Nous avons entendu 40 orateurs, dont 24 étaient en faveur de l'initiative populaire, 15 contre et un plutôt pour un contre-projet. Je veux seulement ajouter quelques éléments au plaidoyer du conseiller fédéral en charge du dossier.

Premièrement, la sélection des risques: beaucoup ont fustigé la chasse aux "bons risques". Je vous informe que le Conseil des Etats a déjà accepté une amélioration de la compensation des risques. La commission est entrée en matière justement pour empêcher la sélection des "bons risques". Ceux qui ne sont pas informés le seront maintenant directement.

Deuxièmement, la Caisse nationale d'assurance, la SUVA: son fonctionnement est différent. D'abord, elle fixe des primes selon les risques: dans la même entreprise, les primes peuvent être parfois différentes. Ensuite, elle décrète de temps en temps qu'un cas n'est plus de son ressort, même quand il s'agit d'un accident, parce qu'il y avait une maladie préexistante. Elle repasse donc le cas à l'assurance-maladie qui, elle, doit assumer jusqu'au bout la couverture des coûts. On ne peut donc pas faire une comparaison directe.

Troisièmement, la solidarité: l'assurance-maladie actuelle a des éléments de solidarité. Comme elle est obligatoire, les malades et les bien portants cotisent, même ceux qui pourraient assumer un risque en disant: "Moi, je ne cotise pas et je paie mes frais de maladie moi-même." La solidarité existe donc.

Quatrièmement, il y a 4 milliards de francs qui sont pris sur nos impôts, impôts des personnes qui ont des situations meilleures, pour alléger ou "supprimer" les primes des personnes à revenu modeste et aider les familles ayant plusieurs enfants jusqu'à la classe moyenne, et ceci d'une manière plus ciblée que ce que propose l'initiative. Et dans le cas de l'acceptation de l'initiative, je suis sûre que les personnes à revenu modeste auront des situations moins bonnes et que les familles de la classe moyenne seront aussi prétéritées.
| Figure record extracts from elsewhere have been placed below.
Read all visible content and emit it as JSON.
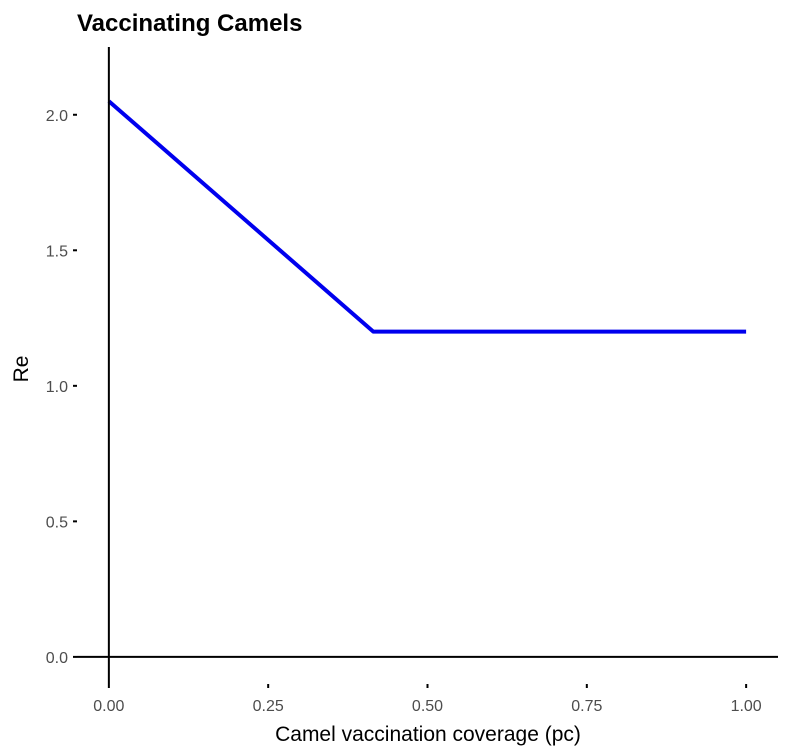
{
  "chart_data": {
    "type": "line",
    "title": "Vaccinating Camels",
    "xlabel": "Camel vaccination coverage (pc)",
    "ylabel": "Re",
    "xlim": [
      -0.05,
      1.05
    ],
    "ylim": [
      -0.1,
      2.25
    ],
    "x_ticks": [
      0.0,
      0.25,
      0.5,
      0.75,
      1.0
    ],
    "x_tick_labels": [
      "0.00",
      "0.25",
      "0.50",
      "0.75",
      "1.00"
    ],
    "y_ticks": [
      0.0,
      0.5,
      1.0,
      1.5,
      2.0
    ],
    "y_tick_labels": [
      "0.0",
      "0.5",
      "1.0",
      "1.5",
      "2.0"
    ],
    "grid": false,
    "series": [
      {
        "color": "#0000ee",
        "x": [
          0.0,
          0.415,
          1.0
        ],
        "y": [
          2.05,
          1.2,
          1.2
        ]
      }
    ]
  }
}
Cinquièmement, la fixation des primes: les auteurs de l'initiative populaire ne sont pas très clairs. Ils ne précisent pas s'ils veulent une prime nationale, une prime régionale ou une prime cantonale. Des explications ont été données, en réponse aux critiques émises contre le fait que les cantons moins chers devraient payer une contribution de solidarité vis-à-vis des cantons plus chers, et l'on est en l'occurrence dans l'incertitude quant à la fixation de la prime.

Nous l'avons entendu, nous ne voyons pas, dans cette initiative, de dispositions qui amélioreraient la qualité. On dit que la prime sera meilleur marché parce qu'il n'y aura pas de coûts d'acquisition ou de mutation. Par contre, il y aura forcément une augmentation des coûts puisque la prise de risque par les assurés qui prennent des franchises à option n'existera plus; et puisqu'ils auront à payer, de toute façon, des primes en fonction du revenu, ils ne prendront plus à leur charge certains coûts de traitement et feront appel à leur assurance-maladie - ce que l'on peut comprendre. Les coûts ne diminueront pas. Tout sera dans les mains d'un seul partenaire et sous le contrôle d'une organisation difficile à "appliquer"; le Conseil fédéral en a décrit les problèmes avec éloquence.
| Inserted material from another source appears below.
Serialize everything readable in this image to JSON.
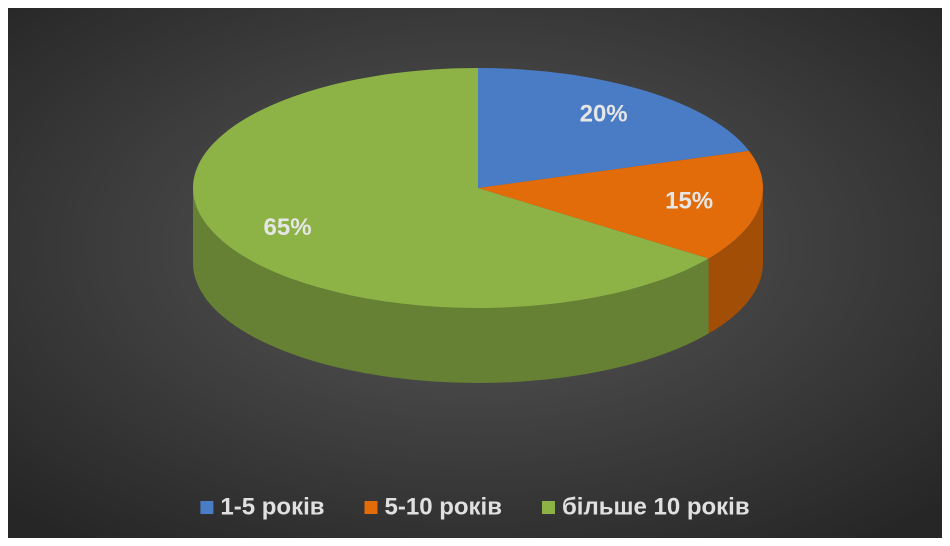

Donc je pense que nous devons rejeter cette initiative et améliorer le système. Nous avons maintenant des dispositions légales qui permettent au Conseil fédéral d'exiger la publication, dans une transparence complète, des comptes de l'assurance-maladie sociale: il doit le faire. Nous avons un mécanisme de compensation des risques qui sera meilleur. Les subventions ciblées atteignent mieux leur but: les personnes à revenu très modeste et les familles avec enfants.

Je vous enjoins donc de refuser cette initiative populaire.